O documento que rechaça a censura tem sido apresentado pelo Ministério da Justiça em pedidos de acesso aos relatórios de classificação indicativa de filmes.

O Ministério da Justiça afirma que as obras são analisadas levando em consideração três temas —sexo, drogas e violência. Há "atenuantes" ou "agravos de contexto" que podem elevar ou diminuir as faixas etárias.

"Por exemplo, se há um contraponto imediato, a gradação etária pode ser atenuada. Por outro lado, se não há punição ao agressor ou se a cena é exibida de forma valorizada, sem contraponto ou atenuantes de composição, apresentação de conteúdo positivo, entre outros, poderá haver alteração nas faixas etárias, que servem apenas como referência", afirma a Justiça.

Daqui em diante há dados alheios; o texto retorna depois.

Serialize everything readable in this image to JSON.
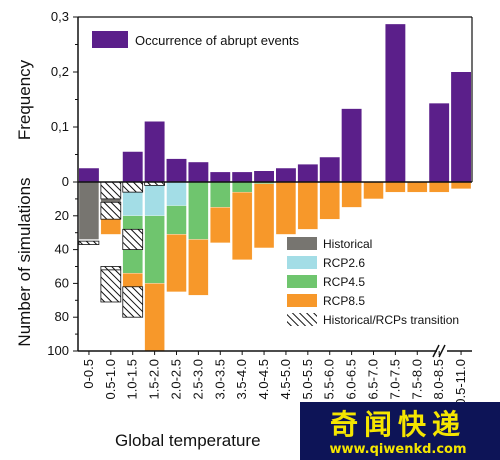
{
  "chart_data": [
    {
      "type": "bar",
      "panel": "top",
      "ylabel": "Frequency",
      "ylim": [
        0,
        0.3
      ],
      "yticks": [
        0,
        0.1,
        0.2,
        0.3
      ],
      "ytick_labels": [
        "0",
        "0,1",
        "0,2",
        "0,3"
      ],
      "categories": [
        "0-0.5",
        "0.5-1.0",
        "1.0-1.5",
        "1.5-2.0",
        "2.0-2.5",
        "2.5-3.0",
        "3.0-3.5",
        "3.5-4.0",
        "4.0-4.5",
        "4.5-5.0",
        "5.0-5.5",
        "5.5-6.0",
        "6.0-6.5",
        "6.5-7.0",
        "7.0-7.5",
        "7.5-8.0",
        "8.0-8.5",
        "10.5-11.0"
      ],
      "series": [
        {
          "name": "Occurrence of abrupt events",
          "color": "#5b1f8a",
          "values": [
            0.025,
            0,
            0.055,
            0.11,
            0.042,
            0.036,
            0.018,
            0.018,
            0.02,
            0.025,
            0.032,
            0.045,
            0.133,
            0,
            0.287,
            0,
            0.143,
            0.2
          ]
        }
      ],
      "legend": "top-left"
    },
    {
      "type": "bar",
      "panel": "bottom",
      "stacked": true,
      "direction": "downward",
      "ylabel": "Number of simulations",
      "ylim": [
        0,
        100
      ],
      "yticks": [
        0,
        20,
        40,
        60,
        80,
        100
      ],
      "series": [
        {
          "name": "Historical",
          "color": "#777570",
          "values": [
            34,
            12,
            0,
            0,
            0,
            0,
            0,
            0,
            0,
            0,
            0,
            0,
            0,
            0,
            0,
            0,
            0,
            0
          ]
        },
        {
          "name": "RCP2.6",
          "color": "#a3dde6",
          "values": [
            0,
            0,
            20,
            20,
            14,
            0,
            0,
            0,
            0,
            0,
            0,
            0,
            0,
            0,
            0,
            0,
            0,
            0
          ]
        },
        {
          "name": "RCP4.5",
          "color": "#6fc56e",
          "values": [
            0,
            0,
            34,
            40,
            17,
            34,
            15,
            6,
            1,
            0,
            0,
            0,
            0,
            0,
            0,
            0,
            0,
            0
          ]
        },
        {
          "name": "RCP8.5",
          "color": "#f7982a",
          "values": [
            0,
            19,
            19,
            40,
            34,
            33,
            21,
            40,
            38,
            31,
            28,
            22,
            15,
            10,
            6,
            6,
            6,
            4
          ]
        },
        {
          "name": "Historical/RCPs transition",
          "color": "#ffffff",
          "hatch_segments": [
            [
              0,
              35,
              37
            ],
            [
              1,
              0,
              10
            ],
            [
              1,
              12,
              22
            ],
            [
              1,
              50,
              52
            ],
            [
              1,
              52,
              71
            ],
            [
              2,
              0,
              6
            ],
            [
              2,
              28,
              40
            ],
            [
              2,
              62,
              80
            ],
            [
              3,
              0,
              2
            ]
          ]
        }
      ],
      "legend": "bottom-right"
    }
  ],
  "xlabel": "Global temperature",
  "watermark": {
    "text": "奇闻快递",
    "url": "www.qiwenkd.com"
  }
}
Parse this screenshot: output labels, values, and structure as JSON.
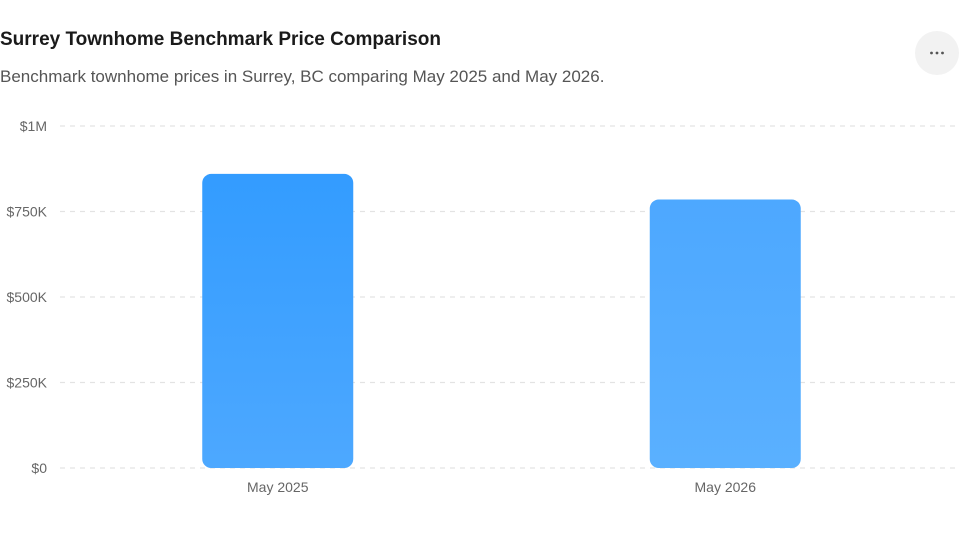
{
  "header": {
    "title": "Surrey Townhome Benchmark Price Comparison",
    "subtitle": "Benchmark townhome prices in Surrey, BC comparing May 2025 and May 2026.",
    "menu_icon": "more-horizontal-icon"
  },
  "colors": {
    "bar_top": "#339CFF",
    "bar_bottom": "#4DA8FF",
    "bar2_top": "#4DA8FF",
    "bar2_bottom": "#5AB0FF",
    "grid": "#e3e3e3",
    "tick_text": "#666666"
  },
  "chart_data": {
    "type": "bar",
    "title": "Surrey Townhome Benchmark Price Comparison",
    "subtitle": "Benchmark townhome prices in Surrey, BC comparing May 2025 and May 2026.",
    "categories": [
      "May 2025",
      "May 2026"
    ],
    "values": [
      860000,
      785000
    ],
    "xlabel": "",
    "ylabel": "",
    "ylim": [
      0,
      1000000
    ],
    "yticks": [
      0,
      250000,
      500000,
      750000,
      1000000
    ],
    "ytick_labels": [
      "$0",
      "$250K",
      "$500K",
      "$750K",
      "$1M"
    ],
    "grid": true,
    "legend": "none"
  }
}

A pasta também aponta, no documento, que a classificação indicativa é objetiva e não há "interferências de questões morais".

Diversos advogados afirmam que a administração não pode tirar um filme de circulação, porque isso fere a liberdade de expressão prevista na Constituição. Dizem ainda que o conteúdo de uma obra audiovisual poderia ser contestado só na Justiça, mas que mesmo assim as chances de o produto deixar de ser exibido são mínimas.

​"Como Se Tornar o Pior Aluno da Escola" seguia disponível nos serviços de streaming na data da publicação desta reportagem. No início da semana, Globoplay e Telecine afirmaram que não removeriam a obra do catálogo.

O secretário especial da Cultura, Mario Frias, afirmou que a cena é uma afronta às famílias. Disse ainda que o longa usa a pedofilia como forma de humor.

O ministro da Justiça, Anderson Torres, declarou que o filme tinha "detalhes asquerosos".

Pedidos de análise de faixa etária são enviados ao Ministério da Justiça com frequência e podem ser acatados ou não. Emissoras e plataformas também podem recorrer ou não das novas decisões. A classificação é uma indicação aos pais e responsáveis, não uma proibição.